Thin film silicon devices deposited at 100 °C: A study on the structural order of the photoactive layer

The dielectric functions of thin film silicon materials on glass were measured by spectroscopic ellipsometry (SE) and simulated by using the Tauc-Lorentz (TL) dispersion law, which provided information on disorder (C) and density (A). A VHF plasma-deposited sample made at 100 °C with an optimum hydrogen dilution shows density (relative packing density of Si–Si bonds as estimated by SE) and structural disorder that are comparable to samples made at 200 °C. HWCVD materials made at 100 °C at lower hydrogen dilution conditions have a less dense structure and higher roughness compared to the plasma-deposited samples.

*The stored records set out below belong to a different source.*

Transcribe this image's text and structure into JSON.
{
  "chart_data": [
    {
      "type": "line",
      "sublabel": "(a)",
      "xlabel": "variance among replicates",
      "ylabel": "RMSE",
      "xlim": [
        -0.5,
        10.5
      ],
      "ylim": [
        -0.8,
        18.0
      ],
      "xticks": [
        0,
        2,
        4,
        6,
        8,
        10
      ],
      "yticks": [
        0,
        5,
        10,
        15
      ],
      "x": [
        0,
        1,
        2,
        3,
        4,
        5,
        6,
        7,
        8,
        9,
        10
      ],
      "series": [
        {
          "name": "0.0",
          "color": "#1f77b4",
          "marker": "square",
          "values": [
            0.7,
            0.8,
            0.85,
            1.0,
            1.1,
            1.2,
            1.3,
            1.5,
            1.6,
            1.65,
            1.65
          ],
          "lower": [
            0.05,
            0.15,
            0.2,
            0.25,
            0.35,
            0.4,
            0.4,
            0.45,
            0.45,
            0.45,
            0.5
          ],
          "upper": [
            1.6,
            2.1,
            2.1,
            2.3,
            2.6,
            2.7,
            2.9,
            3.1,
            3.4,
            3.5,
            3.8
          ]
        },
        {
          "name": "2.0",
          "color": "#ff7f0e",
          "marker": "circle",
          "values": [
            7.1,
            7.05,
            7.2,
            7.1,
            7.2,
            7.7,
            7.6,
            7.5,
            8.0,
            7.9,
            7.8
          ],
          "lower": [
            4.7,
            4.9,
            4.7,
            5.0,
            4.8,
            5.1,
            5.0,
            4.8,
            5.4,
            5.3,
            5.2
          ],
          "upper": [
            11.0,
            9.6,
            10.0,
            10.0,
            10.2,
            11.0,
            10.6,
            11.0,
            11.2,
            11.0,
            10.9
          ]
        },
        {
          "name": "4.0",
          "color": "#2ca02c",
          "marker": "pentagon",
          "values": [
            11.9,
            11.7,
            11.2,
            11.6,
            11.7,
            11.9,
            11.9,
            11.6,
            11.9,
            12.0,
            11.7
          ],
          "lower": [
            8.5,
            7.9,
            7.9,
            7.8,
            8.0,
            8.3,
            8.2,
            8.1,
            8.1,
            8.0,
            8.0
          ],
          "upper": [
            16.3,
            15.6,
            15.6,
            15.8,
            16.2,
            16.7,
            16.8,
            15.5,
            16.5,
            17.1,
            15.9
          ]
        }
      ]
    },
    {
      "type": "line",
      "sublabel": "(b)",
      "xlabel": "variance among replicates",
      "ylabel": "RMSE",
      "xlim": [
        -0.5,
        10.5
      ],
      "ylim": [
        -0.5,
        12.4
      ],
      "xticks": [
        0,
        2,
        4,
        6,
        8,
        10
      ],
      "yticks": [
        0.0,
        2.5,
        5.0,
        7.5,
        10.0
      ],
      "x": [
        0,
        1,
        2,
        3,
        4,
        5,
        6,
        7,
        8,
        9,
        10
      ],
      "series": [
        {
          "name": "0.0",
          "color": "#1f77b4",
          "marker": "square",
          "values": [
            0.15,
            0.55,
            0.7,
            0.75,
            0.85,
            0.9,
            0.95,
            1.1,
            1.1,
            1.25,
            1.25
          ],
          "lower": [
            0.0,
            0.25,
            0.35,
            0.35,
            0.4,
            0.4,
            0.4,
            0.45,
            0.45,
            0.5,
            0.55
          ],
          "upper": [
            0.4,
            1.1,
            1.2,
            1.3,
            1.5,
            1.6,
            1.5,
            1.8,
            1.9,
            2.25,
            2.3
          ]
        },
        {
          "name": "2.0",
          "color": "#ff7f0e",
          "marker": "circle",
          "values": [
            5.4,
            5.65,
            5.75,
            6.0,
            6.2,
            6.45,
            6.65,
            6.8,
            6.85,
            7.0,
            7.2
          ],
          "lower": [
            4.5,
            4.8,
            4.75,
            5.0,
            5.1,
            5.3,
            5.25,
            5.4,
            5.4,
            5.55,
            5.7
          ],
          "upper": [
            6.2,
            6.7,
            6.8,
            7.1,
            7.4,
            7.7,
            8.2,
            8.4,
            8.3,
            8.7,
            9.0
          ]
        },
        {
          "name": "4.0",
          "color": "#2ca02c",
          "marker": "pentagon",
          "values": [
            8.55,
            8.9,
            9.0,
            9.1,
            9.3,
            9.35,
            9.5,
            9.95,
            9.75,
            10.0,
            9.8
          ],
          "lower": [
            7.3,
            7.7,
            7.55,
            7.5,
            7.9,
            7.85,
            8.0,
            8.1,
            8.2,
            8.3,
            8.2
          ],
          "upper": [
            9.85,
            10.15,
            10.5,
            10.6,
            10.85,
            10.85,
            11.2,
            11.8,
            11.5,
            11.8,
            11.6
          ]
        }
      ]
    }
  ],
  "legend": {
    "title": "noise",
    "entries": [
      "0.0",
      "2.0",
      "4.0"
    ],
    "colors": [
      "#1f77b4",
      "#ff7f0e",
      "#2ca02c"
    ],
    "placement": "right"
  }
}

This can be attributed to the absence of ion bombardment on the growing film. Out of all samples investigated, the HWCVD sample made at a hydrogen to silane flow ratio value of 20 showed a remarkably low structural disorder (C = 1.67) even though the deposition temperature was only 100 °C. A small bond angle variation of ∼6.4° as determined from its Raman spectrum, the presence of small (1–1.5 nm) dispersed crystalline-like islands in the silicon matrix, and sharp rings in the selective area diffraction pattern point towards a special ordered structure. The photoresponse of this material is >105.